N.... Pour ajouter au décret qui vient d'être rendu, un nouvel hommage de notre reconnaissance, je demande qu'il soit réservé ici une place aux anciens membres du corps constituant, afin qu'ils soient témoins des progrès de l'esprit public. (On murmure.) La motion n'est point appuyée.

N.... Pour que la marche de l'assemblée soit plus rapide, je demande qu'il soit nommé une commission chargée d'examiner si les réglemens du régime intérieur de l'ancienne assemblée sont applicables à celle-ci.

La motion n'est point appuyée.

Un de MM. les membres composant la députation qui avait accompagné l'acte constitutionnel. La constitution vient d'être remise aux archives, et ce précieux dépôt que nous portons tous dans nos cœurs, a été placé avec toutes les précautions convenables.

M. Chaudron. M. Palloy a déposé dans cette salle une pierre sur laquelle sont gravées les effigies du roi et du maire de Paris, je demande que l'assemblée décide que ce monument restera dans cette enceinte.

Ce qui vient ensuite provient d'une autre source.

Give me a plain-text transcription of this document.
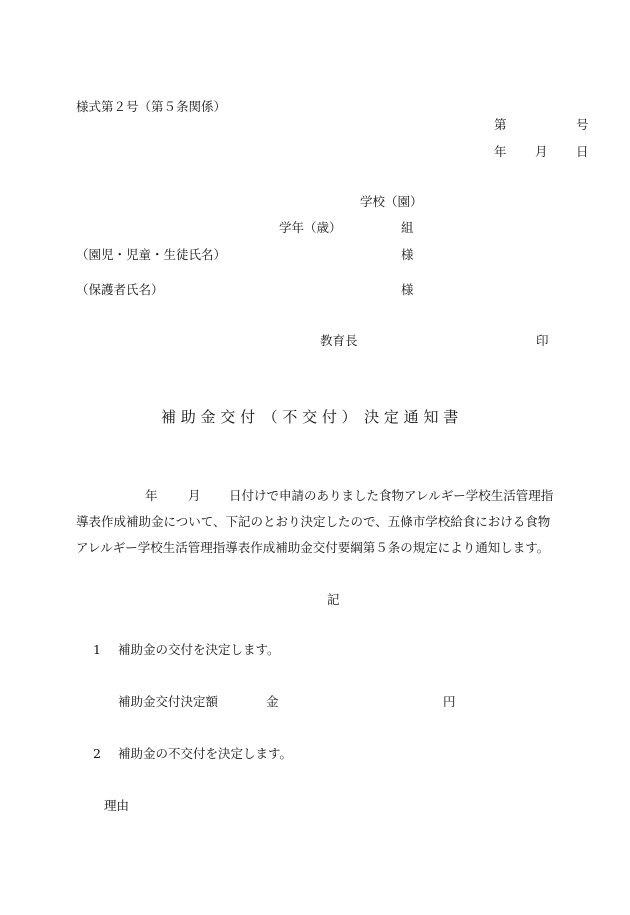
様式第２号（第５条関係）
第	号
年 月 日
学校（園）
学年（歳）	組
（園児・児童・生徒氏名）	様
（保護者氏名）	様
教育長	印
補 助 金 交 付　（ 不 交 付 ）　決 定 通 知 書
年 月 日付けで申請のありました食物アレルギー学校生活管理指
導表作成補助金について、下記のとおり決定したので、五條市学校給食における食物
アレルギー学校生活管理指導表作成補助金交付要綱第５条の規定により通知します。
記
1 補助金の交付を決定します。
補助金交付決定額	金	円
2 補助金の不交付を決定します。
理由
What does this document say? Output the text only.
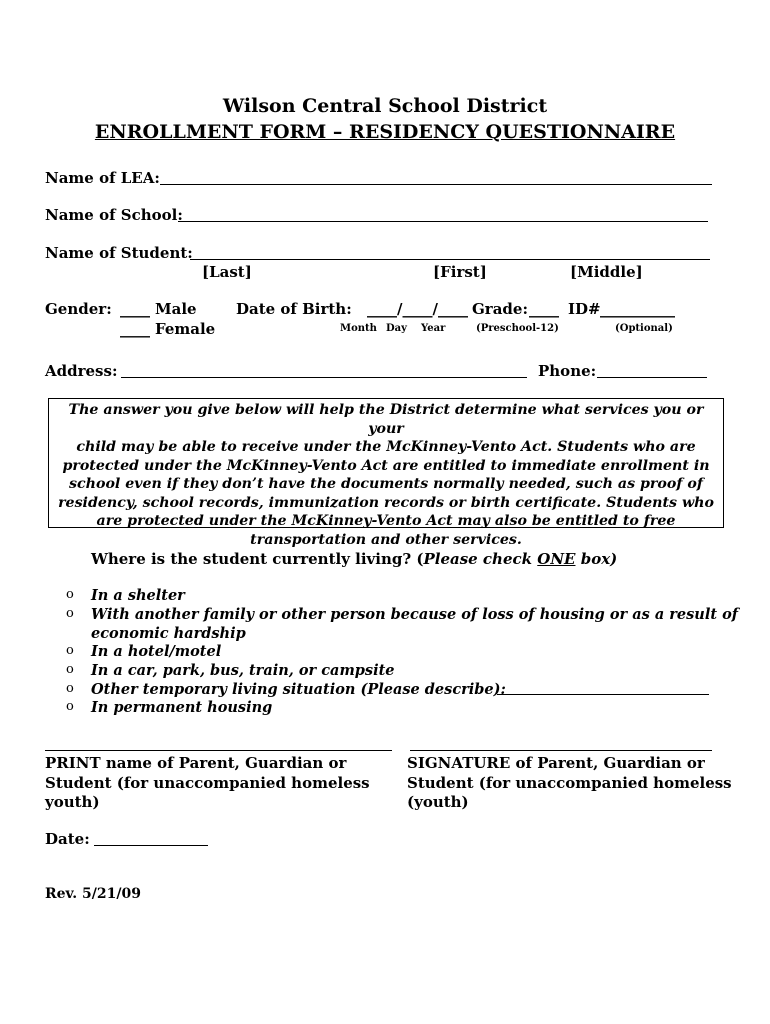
Wilson Central School District
ENROLLMENT FORM – RESIDENCY QUESTIONNAIRE
Name of LEA:
Name of School:
Name of Student:
[Last]	[First]	[Middle]
Gender: ____ Male
____ Female
Date of Birth: ____/____/____
Month Day Year
Grade: ____
(Preschool-12)
ID# __________
(Optional)
Address:	Phone:
The answer you give below will help the District determine what services you or your
child may be able to receive under the McKinney-Vento Act. Students who are
protected under the McKinney-Vento Act are entitled to immediate enrollment in
school even if they don’t have the documents normally needed, such as proof of
residency, school records, immunization records or birth certificate. Students who
are protected under the McKinney-Vento Act may also be entitled to free
transportation and other services.
Where is the student currently living? (Please check ONE box)
o In a shelter
o With another family or other person because of loss of housing or as a result of
economic hardship
o In a hotel/motel
o In a car, park, bus, train, or campsite
o Other temporary living situation (Please describe):
o In permanent housing
PRINT name of Parent, Guardian or
Student (for unaccompanied homeless
youth)
SIGNATURE of Parent, Guardian or
Student (for unaccompanied homeless
(youth)
Date:
Rev. 5/21/09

La motion n'est pas appuyée.

N.... Il est inutile de dire que personne ici n'a le droit de voter sans avoir prêté le serment individuel.

Un de MM. les secrétaires fait lecture de la liste des membres de la députation qui doit se rendre chez le roi.

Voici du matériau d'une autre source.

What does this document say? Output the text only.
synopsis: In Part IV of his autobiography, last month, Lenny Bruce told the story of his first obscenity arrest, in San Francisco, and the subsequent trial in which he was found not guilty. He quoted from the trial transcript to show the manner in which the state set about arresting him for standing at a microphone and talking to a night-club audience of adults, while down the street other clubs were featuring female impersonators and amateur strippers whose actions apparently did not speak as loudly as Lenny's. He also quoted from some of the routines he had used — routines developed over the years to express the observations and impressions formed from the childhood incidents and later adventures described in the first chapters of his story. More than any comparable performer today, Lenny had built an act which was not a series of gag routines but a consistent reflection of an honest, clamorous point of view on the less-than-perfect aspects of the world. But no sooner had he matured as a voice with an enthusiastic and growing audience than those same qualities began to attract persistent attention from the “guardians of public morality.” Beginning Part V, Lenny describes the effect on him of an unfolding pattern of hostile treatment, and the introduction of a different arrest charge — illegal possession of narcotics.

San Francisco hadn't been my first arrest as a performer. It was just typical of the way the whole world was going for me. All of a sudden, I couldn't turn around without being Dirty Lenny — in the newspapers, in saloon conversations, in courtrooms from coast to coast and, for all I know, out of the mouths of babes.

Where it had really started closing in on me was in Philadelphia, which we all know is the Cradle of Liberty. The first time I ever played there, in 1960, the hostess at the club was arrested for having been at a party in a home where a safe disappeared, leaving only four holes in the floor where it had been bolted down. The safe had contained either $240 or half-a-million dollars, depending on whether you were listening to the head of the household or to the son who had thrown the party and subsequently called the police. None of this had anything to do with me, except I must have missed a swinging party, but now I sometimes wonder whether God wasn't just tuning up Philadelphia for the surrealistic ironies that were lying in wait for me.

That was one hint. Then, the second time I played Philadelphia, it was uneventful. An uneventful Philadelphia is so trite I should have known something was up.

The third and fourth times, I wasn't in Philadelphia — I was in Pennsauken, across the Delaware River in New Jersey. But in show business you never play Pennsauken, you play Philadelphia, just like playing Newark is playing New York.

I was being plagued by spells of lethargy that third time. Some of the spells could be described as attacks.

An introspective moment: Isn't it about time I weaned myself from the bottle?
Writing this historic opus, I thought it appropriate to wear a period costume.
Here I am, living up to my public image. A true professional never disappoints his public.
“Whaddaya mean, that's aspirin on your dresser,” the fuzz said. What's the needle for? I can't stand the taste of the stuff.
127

N.... Vous venez de décréter l'envoi aux 83 départemens de la proposition faite par M. Cérutti; je propose d'y joindre le procès-verbal entier de cette séance, afin que l'on connaisse et l'unanimité et l'enthousiasme avec lesquels nous avons tous prêté le serment de fidélité à la constitution.

Cette proposition est rejetée par la question préalable.

M. le président. On est allé chez le roi pour lui demander l'heure à laquelle il recevra votre députation ; je prie messieurs

les membres qui la composent, de vouloir bien se rendre ici à six heures, et je leur ferai part de la réponse du roi.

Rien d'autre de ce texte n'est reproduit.